I then stopped rq-netbox on netbox2003 to force all Jobs to run on 1003 than ran the Capirca script multiple times without any issue.

So I think the issue is related to netbox2003's extra latency to talk to the Redis server in eqiad.

From there I see 3 paths forward:

  • Have Puppet only enable rq-netbox on the "primary" Netbox server (probably the easiest option, but goes in the opposite direction of having an active/active Netbox someday)
  • Figure out why the extra latency is causing a full timeout (probably the most complex option)
  • Have an active-active Redis between eqiad and codfw (not sure how realistic this option is)
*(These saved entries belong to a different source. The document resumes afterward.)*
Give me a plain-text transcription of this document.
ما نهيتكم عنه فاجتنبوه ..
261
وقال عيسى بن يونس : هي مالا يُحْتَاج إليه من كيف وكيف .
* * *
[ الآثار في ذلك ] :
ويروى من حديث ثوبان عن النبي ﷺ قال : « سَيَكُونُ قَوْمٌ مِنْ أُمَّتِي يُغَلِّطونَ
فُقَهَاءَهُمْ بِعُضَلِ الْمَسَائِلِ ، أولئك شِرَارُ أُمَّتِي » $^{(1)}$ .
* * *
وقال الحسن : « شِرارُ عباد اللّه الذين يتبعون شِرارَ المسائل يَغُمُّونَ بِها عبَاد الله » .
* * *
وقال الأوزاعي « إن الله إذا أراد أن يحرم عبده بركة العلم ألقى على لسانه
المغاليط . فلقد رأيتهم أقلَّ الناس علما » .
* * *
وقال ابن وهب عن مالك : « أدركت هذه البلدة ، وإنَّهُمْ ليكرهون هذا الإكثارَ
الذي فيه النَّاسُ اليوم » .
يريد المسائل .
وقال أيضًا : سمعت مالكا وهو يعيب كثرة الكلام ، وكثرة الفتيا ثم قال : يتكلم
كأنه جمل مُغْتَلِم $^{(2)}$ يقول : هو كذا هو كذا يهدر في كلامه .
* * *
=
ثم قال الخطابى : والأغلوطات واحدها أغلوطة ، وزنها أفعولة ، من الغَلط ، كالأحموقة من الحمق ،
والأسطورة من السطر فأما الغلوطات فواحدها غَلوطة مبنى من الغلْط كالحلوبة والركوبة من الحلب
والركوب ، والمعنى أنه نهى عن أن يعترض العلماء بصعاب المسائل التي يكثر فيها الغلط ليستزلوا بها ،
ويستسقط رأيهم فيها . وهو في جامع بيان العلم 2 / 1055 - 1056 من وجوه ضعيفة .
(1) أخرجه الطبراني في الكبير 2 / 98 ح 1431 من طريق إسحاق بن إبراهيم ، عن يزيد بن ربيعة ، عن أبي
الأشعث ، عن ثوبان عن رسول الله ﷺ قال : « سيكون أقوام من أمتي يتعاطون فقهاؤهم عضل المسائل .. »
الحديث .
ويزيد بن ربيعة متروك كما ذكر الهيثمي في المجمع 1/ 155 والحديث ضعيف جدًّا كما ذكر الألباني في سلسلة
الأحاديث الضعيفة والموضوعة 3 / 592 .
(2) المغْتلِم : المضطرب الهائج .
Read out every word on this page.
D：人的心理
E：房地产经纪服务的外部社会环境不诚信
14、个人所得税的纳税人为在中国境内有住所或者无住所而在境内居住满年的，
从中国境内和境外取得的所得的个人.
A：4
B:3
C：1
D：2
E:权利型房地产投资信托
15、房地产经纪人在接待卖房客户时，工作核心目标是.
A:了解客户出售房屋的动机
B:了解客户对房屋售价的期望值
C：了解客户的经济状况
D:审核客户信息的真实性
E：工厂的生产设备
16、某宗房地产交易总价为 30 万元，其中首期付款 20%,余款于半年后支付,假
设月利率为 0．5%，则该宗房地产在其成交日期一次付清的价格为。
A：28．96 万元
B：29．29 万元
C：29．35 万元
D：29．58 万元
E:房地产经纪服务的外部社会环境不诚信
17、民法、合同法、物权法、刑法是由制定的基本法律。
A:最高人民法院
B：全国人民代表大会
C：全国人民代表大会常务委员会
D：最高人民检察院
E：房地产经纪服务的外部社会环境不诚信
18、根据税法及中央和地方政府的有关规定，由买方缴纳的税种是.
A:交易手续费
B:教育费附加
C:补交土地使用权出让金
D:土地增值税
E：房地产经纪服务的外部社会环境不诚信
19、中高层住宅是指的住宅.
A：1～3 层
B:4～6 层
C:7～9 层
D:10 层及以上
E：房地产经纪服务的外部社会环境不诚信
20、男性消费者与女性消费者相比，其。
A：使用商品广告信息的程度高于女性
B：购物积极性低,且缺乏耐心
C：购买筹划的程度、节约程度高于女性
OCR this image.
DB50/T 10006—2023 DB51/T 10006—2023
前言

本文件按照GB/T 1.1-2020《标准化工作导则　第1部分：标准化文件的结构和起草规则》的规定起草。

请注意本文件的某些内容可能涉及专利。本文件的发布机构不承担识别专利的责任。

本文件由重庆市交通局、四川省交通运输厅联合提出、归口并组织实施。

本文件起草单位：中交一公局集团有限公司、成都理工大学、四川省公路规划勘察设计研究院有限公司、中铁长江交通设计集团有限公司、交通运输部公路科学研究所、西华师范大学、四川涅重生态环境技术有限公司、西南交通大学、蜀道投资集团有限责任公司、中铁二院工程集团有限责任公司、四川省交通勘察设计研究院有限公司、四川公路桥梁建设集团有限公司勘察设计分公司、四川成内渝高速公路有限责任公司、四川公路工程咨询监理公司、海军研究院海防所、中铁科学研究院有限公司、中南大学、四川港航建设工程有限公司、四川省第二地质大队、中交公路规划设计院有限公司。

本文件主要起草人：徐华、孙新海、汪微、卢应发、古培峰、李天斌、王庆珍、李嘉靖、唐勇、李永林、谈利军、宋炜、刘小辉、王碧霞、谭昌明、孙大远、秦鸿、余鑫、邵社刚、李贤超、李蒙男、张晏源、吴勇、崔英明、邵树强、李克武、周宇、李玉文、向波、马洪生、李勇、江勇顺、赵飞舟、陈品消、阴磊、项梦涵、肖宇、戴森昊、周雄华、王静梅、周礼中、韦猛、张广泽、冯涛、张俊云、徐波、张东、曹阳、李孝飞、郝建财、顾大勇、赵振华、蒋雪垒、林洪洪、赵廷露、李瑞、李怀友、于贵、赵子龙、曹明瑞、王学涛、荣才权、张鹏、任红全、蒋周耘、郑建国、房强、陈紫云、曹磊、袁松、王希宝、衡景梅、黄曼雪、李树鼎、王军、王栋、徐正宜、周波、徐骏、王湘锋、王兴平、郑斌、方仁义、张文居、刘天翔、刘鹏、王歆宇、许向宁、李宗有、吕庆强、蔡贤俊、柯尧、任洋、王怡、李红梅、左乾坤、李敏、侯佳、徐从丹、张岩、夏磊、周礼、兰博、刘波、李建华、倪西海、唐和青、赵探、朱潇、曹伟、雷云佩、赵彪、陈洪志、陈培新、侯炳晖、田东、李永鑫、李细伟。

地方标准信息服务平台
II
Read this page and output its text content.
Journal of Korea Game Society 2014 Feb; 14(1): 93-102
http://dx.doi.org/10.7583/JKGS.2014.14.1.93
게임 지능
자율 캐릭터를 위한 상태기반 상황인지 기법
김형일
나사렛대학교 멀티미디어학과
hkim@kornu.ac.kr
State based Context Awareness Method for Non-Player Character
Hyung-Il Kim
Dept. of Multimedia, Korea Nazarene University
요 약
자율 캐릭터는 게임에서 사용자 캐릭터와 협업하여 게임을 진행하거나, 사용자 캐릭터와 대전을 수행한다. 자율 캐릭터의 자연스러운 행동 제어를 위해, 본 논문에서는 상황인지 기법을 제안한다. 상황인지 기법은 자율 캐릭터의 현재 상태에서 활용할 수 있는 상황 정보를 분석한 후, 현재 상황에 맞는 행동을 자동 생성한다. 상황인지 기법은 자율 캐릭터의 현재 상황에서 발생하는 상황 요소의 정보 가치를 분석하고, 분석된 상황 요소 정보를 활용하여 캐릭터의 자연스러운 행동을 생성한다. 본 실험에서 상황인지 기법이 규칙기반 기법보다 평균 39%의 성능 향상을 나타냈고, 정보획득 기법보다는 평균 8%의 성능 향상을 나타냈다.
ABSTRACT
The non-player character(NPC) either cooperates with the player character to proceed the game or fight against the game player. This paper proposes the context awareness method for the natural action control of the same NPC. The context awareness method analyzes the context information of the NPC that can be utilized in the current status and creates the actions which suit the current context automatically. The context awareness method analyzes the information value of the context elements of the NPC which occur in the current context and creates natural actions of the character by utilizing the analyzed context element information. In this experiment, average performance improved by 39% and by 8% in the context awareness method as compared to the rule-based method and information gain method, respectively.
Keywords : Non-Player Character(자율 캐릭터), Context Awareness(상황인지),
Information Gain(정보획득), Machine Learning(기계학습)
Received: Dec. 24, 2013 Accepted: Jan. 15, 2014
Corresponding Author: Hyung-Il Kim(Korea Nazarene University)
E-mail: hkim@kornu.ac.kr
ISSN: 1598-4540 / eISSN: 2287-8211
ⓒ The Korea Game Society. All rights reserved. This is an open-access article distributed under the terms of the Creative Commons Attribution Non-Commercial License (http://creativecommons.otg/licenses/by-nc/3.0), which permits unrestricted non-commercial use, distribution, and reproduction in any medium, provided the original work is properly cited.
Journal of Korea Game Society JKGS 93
Change #1063179 had a related patch set uploaded (by Ayounsi; author: Ayounsi):

[operations/puppet@production] Netbox: disable rq-netbox on secodary node

https://gerrit.wikimedia.org/r/1063179

Change #1063168 merged by Ayounsi:

[operations/puppet@production] Netbox: set RQ_DEFAULT_TIMEOUT back to default of 300

https://gerrit.wikimedia.org/r/1063168

Change #1063179 merged by Ayounsi:

[operations/puppet@production] Netbox: disable rq-netbox on secondary node

https://gerrit.wikimedia.org/r/1063179

ayounsi claimed this task.

After discussions we decided to go down the first path of the list. I couldn't replicate the issue since deploying the workaround/fix. Please reopen if you see the timeout again or would like to fix the root of the issue.